O relatório, fruto do trabalho de dois anos e sete meses da CNV, foi dividido em três volumes e trouxe à tona as atividades como as execuções, as prisões sem base legal, conclusões e recomendações.
Diante dessa memória do outro lado da ditadura, que agora está documentada na história do Brasil, surgem relatos como a do professor aposentado e jornalista Jarbas Silva Marques, primeiro preso político de Goiás, aos 18 dias do golpe militar de 1964. Ele fora acusado de atentar contra o regime e passou 10 anos sob torturas cometidas em nome do Estado.
O jornalista foi levado para o Batalhão da Guarda Presidencial, em Brasília, comandado pelo coronel Epitácio Cardoso de Brito, onde foi torturado pela equipe do coronel Beira Matos. “Uma das torturas era o escovão. Eu era mergulhado em uma tina cheia de urina e fezes”, recorda Jarbas, que perdeu 20% da audição causada por micoses.
Ele sofreu violência em vários estabelecimentos, como no Rio de Janeiro, no Forte de Santa Cruz, no Doi-Codi da rua Barão de Mesquita, no Forte de Copacabana, na Ilha Grande, em Bangu e no extinto presídio Frei Caneca.
Do RJ, Jarbas foi transferido para Juiz de Fora (MG), onde permaneceu até o fim da prisão. De acordo com ele, animais como jacarés, cachorros e cobras serviam como “instrumentos” de tortura. “Tenho quebrados o crânio, quatro costelas e a perna direita, além de ligamentos rompidos e a bolsa escrotal cheia de varizes devido aos choques elétricos”, conta.

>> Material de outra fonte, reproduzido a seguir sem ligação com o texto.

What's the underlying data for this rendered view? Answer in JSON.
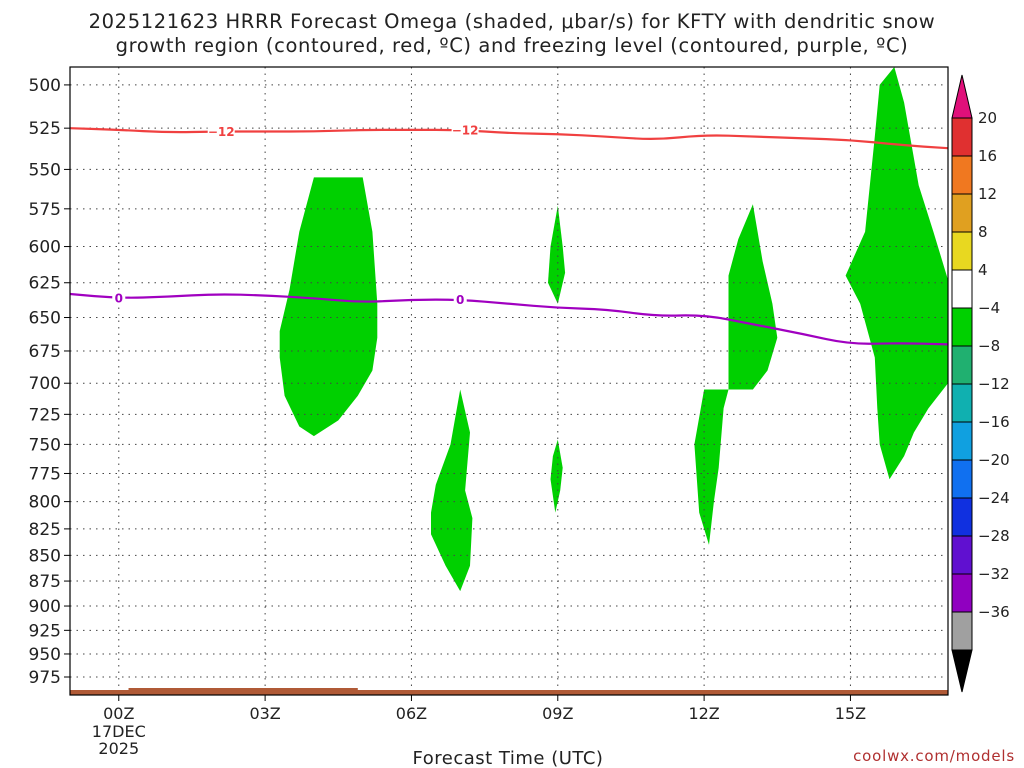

“Tenho quebrados o crânio, quatro costelas e a perna direita, além de ligamentos rompidos e a bolsa escrotal cheia de varizes devido aos choques elétricos”
A terapeuta ocupacional Maria Eliana de Castro também tem uma história triste para contar. Ela ainda aguarda a justiça pelo irmão desaparecido na Guerrilha do Araguaia.
Antônio Teodoro de Castro era filiado ao PCdoB e estudava Bioquímica e Farmácia, entre 1969 e 1970, quando fugiu do Ceará para o Rio de Janeiro das perseguições políticas.
“Ele encontrou no Rio condições piores, mais repressão e decidiu ir para a zona rural, onde o PCdoB estava se organizando no Araguaia. Nunca mais tivemos notícias”, conta Maria.
Lei da Anistia – Uma das recomendações do relatório da CNV é a revisão da Lei da Anistia para que os autores das violações possam ser punidos. A lei mantém, há 35 anos, os autores dos crimes de lesa-humanidade do regime impunes. Contudo, a Comissão pede a alteração com a justificativa de que a lei 6.683, de 28 de agosto de 1979, dá autoanistia e viola leis internacionais.
Para a CNV, a lei não deveria assistir os agentes públicos que cometeram “detenções ilegais e arbitrárias, tortura, execuções, desaparecimentos forçados e ocultação de cadáveres”. De acordo com o relatório, os atos são “incompatíveis com o direito brasileiro e a ordem jurídica internacional”.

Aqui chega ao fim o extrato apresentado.